In the past, you may have been instructed to use the Shapiro-Wilk test to assess normality. This is wrong. Unfortunately, tests such as these are overly-sensitive to trivial deviations from normality, and may result in you believing you must correct for normality by transforming your data. Please do not do this. OLS regression is robust enough to provide results even in the presence of data that are not fully normally-distributed. You may have also been instructed to use the Levene’s test to assess the degree of similarity in variances across groups. Similarly, this test is overly-sensitive to trivial deviations from homogeneity of variance. It is a better practice to assess all three (linearity, normality, and homoskedasticity) using a Residuals Plot.

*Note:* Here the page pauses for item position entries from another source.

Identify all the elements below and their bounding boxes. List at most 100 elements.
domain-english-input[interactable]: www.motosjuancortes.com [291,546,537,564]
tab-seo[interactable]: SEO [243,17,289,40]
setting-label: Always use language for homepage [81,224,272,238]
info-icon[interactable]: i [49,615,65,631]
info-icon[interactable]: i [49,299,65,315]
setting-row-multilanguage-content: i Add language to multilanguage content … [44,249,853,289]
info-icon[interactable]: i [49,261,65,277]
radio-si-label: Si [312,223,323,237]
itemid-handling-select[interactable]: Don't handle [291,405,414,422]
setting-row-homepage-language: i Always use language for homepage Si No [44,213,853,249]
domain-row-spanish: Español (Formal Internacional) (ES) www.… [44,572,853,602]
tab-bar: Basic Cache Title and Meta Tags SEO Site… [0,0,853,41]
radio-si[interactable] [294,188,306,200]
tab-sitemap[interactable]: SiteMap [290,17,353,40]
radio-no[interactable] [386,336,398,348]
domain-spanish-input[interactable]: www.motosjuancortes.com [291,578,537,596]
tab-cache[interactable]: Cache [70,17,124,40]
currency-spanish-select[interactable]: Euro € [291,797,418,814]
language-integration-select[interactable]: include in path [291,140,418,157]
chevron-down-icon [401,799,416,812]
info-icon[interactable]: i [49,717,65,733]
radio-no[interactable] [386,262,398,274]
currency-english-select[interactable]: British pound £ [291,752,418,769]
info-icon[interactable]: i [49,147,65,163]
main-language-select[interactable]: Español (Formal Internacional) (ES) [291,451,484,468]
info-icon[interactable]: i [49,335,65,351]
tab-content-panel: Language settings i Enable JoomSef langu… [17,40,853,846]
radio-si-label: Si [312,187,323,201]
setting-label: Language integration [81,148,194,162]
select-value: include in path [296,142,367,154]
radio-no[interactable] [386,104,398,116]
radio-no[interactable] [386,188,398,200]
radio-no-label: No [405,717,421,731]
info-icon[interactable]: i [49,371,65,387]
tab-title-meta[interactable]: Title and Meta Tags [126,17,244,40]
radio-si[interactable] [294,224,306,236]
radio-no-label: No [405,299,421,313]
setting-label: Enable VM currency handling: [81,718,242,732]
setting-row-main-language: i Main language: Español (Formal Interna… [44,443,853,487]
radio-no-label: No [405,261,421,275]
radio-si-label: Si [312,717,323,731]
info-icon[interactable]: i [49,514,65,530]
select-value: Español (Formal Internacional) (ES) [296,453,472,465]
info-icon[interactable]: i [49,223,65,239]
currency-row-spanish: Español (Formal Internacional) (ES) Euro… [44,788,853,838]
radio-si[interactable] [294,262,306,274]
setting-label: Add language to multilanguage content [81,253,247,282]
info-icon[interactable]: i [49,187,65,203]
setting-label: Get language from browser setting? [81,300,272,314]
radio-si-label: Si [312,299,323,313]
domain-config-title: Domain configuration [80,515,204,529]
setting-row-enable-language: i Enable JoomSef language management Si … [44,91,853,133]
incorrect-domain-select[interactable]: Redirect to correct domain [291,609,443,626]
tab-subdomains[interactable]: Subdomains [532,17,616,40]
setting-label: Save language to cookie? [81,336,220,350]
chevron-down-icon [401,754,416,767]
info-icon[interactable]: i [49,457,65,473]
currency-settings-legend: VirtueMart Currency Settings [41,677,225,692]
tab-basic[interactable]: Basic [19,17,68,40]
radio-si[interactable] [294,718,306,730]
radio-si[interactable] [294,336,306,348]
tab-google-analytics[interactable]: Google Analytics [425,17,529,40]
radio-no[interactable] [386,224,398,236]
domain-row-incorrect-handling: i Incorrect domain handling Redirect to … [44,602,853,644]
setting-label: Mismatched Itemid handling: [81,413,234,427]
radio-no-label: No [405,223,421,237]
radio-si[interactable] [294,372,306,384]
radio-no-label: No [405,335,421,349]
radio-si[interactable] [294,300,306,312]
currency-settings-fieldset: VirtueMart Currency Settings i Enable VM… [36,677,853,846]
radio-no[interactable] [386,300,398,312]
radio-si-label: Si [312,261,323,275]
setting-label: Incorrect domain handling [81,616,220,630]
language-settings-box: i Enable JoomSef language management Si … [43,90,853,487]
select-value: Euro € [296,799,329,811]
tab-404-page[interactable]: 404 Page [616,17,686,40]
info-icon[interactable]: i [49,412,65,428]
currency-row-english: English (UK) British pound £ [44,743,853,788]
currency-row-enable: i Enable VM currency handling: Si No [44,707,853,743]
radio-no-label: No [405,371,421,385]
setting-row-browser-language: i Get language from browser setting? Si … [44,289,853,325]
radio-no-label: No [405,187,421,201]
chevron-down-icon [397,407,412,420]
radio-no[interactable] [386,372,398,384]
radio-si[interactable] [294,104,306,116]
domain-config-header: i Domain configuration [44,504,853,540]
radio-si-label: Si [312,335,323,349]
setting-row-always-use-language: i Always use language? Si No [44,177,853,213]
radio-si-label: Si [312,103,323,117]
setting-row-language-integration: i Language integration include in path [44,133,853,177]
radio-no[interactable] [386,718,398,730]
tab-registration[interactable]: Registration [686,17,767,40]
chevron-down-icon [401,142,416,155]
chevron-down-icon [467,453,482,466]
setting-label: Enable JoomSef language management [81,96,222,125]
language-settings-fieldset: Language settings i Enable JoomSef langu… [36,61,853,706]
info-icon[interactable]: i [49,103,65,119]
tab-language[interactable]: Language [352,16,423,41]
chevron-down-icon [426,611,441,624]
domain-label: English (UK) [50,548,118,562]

vannstats::residplot(data1, risk_score ~ priors + age)

Based on the residuals plot (the difference between the actual \(Y\) and the \(\hat{Y}\)), we see that we have met the assumptions of linearity, normality, and homoskedasticity. Linearity is met given that the residuals do NOT exhibit a non-linear/curvilinear relationship about the 0 distance (from \(\hat{Y}\)) line. Normality is met given that the residuals do not have a hard stop on either side of the line – that is, they are evenly distributed about the 0 distance (from \(\hat{Y}\)) line. Finally, homoskedasticity is met given that the residuals are evenly distanced from the 0 distance (from \(\hat{Y}\)) line at all values of \(\hat{Y}\) – as exemplified the lack of “fanning out” on one end (although we see a slight negative trend in the data)

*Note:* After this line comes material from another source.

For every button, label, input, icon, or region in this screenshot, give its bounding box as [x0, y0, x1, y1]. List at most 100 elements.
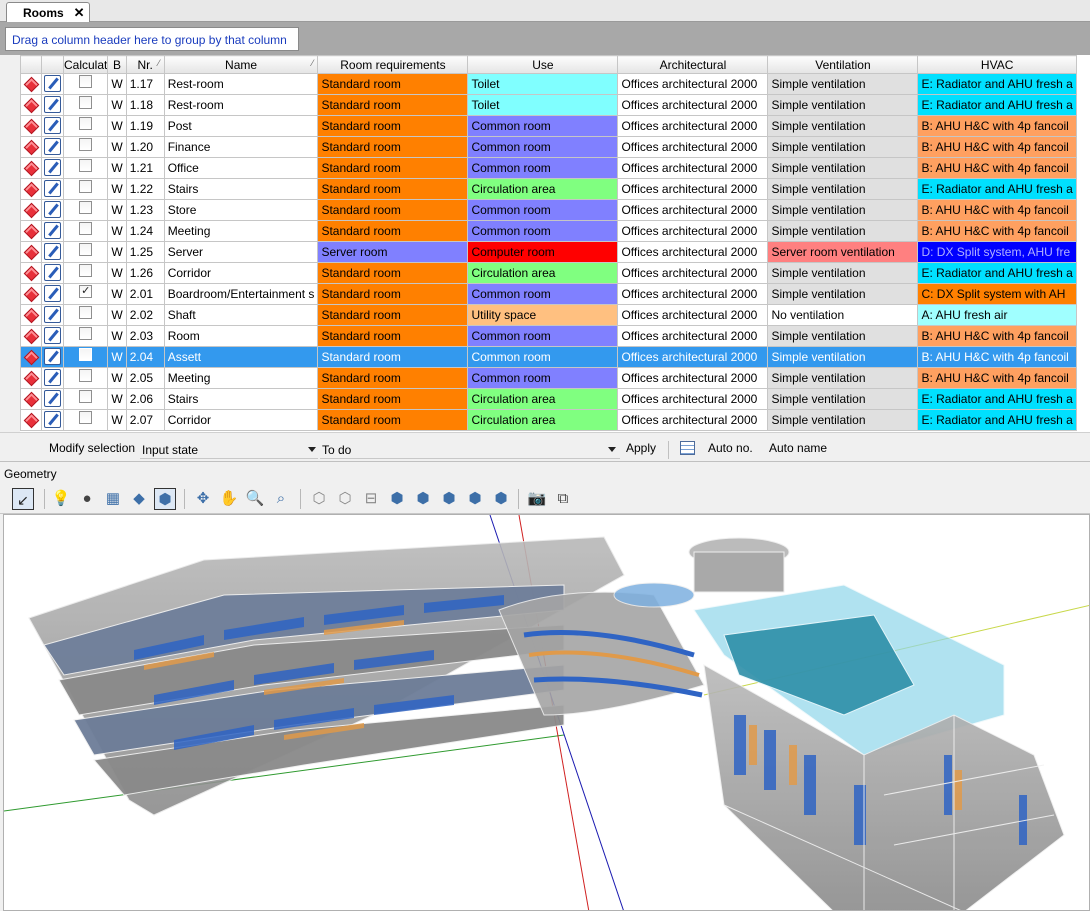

### The Regression Calculation

The calculation for the Regression is:

\(\hat{Y} = b_0 + b_1X_1 + b_2X_2\)

Where…

\(\hat{Y}\) is the predicted Y value for the combination of slopes for X values
\(b_0\) is the intercept
\(b_1\) is the slope associated with \(X_1\)
\(b_2\) is the slope associated with \(X_2\)
\(X_1\) is a specific value for the first \(X\) variable that you can plug in for a specific case
\(X_2\) is a specific value for the second \(X\) variable that you can plug in for a specific case

Running the Regression

For Regression, within the lm function, which stands for linear model, the dependent variable is listed first and the independent variable is listed second.

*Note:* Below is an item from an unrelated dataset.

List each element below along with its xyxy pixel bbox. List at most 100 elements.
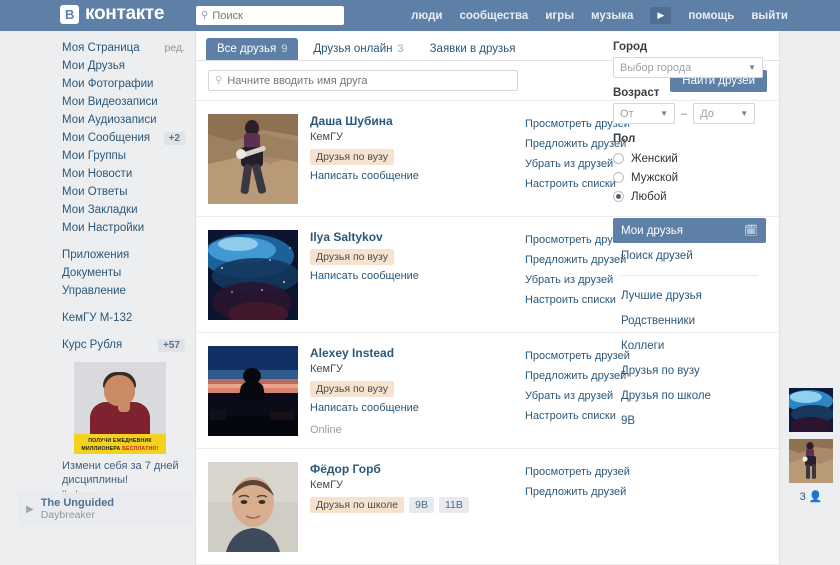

lm(risk_score ~ priors + age, data=data1)

This may seem confusing, so it’s best to wrap our lm function in a summary call…

summary(lm(risk_score ~ priors + age, data=data1))

## 
## Call:
## lm(formula = risk_score ~ priors + age, data = data1)
## 
## Residuals:
##    Min     1Q Median     3Q    Max 
## -5.856 -2.094  0.197  1.922  7.686 
## 
## Coefficients:
##              Estimate Std. Error t value Pr(>|t|)    
## (Intercept)  7.178966   0.216408  33.173  < 2e-16 ***
## priors       0.297496   0.046601   6.384 2.21e-10 ***
## age         -0.089231   0.005412 -16.487  < 2e-16 ***
## ---
## Signif. codes:  0 '***' 0.001 '**' 0.01 '*' 0.05 '.' 0.1 ' ' 1
## 
## Residual standard error: 2.562 on 1735 degrees of freedom
## Multiple R-squared:  0.1545, Adjusted R-squared:  0.1535 
## F-statistic: 158.5 on 2 and 1735 DF,  p-value: < 2.2e-16

To interpret the findings, we report the following information:

The test used
The variables used in the full model
For significant variables, how a variable’s slope affects the outcome
The amount of variance in the outcome explained by the combination of IVs.
- In the output above, using an OLS regression, we see the Y-intercept (or mean risk score) is 7.179. In addition, we see that the \(b\) for the priors variable is significant and positively related to risk score, such that, for every 1-unit (however it is measured) increase in the number of prior misdemeanors a defendant has, there is a .297-unit increase in their risk score. Additionally, age is significant and negatively related to risk score, such that, for every 1-unit increase in a defendant’s age (e.g. year), there is a .089-unit decrease in their risk score.
  
  We also see that this model is significantly better than the null model (with no predictors), as indicated by the omnibus F test: \(F(2,1735) = 158.5, p\lt.05\).
  
  Finally, for this full model, which explains/predicts a defendant’s risk score from their number of priors and their age, the model fit statistic, the \(R^2\), is .1545. This indicates that 15.45 percent of the variation in a defendant’s risk score (risk_score) is explained by the combination of their number of prior misdemeanors (priors) and their age (age).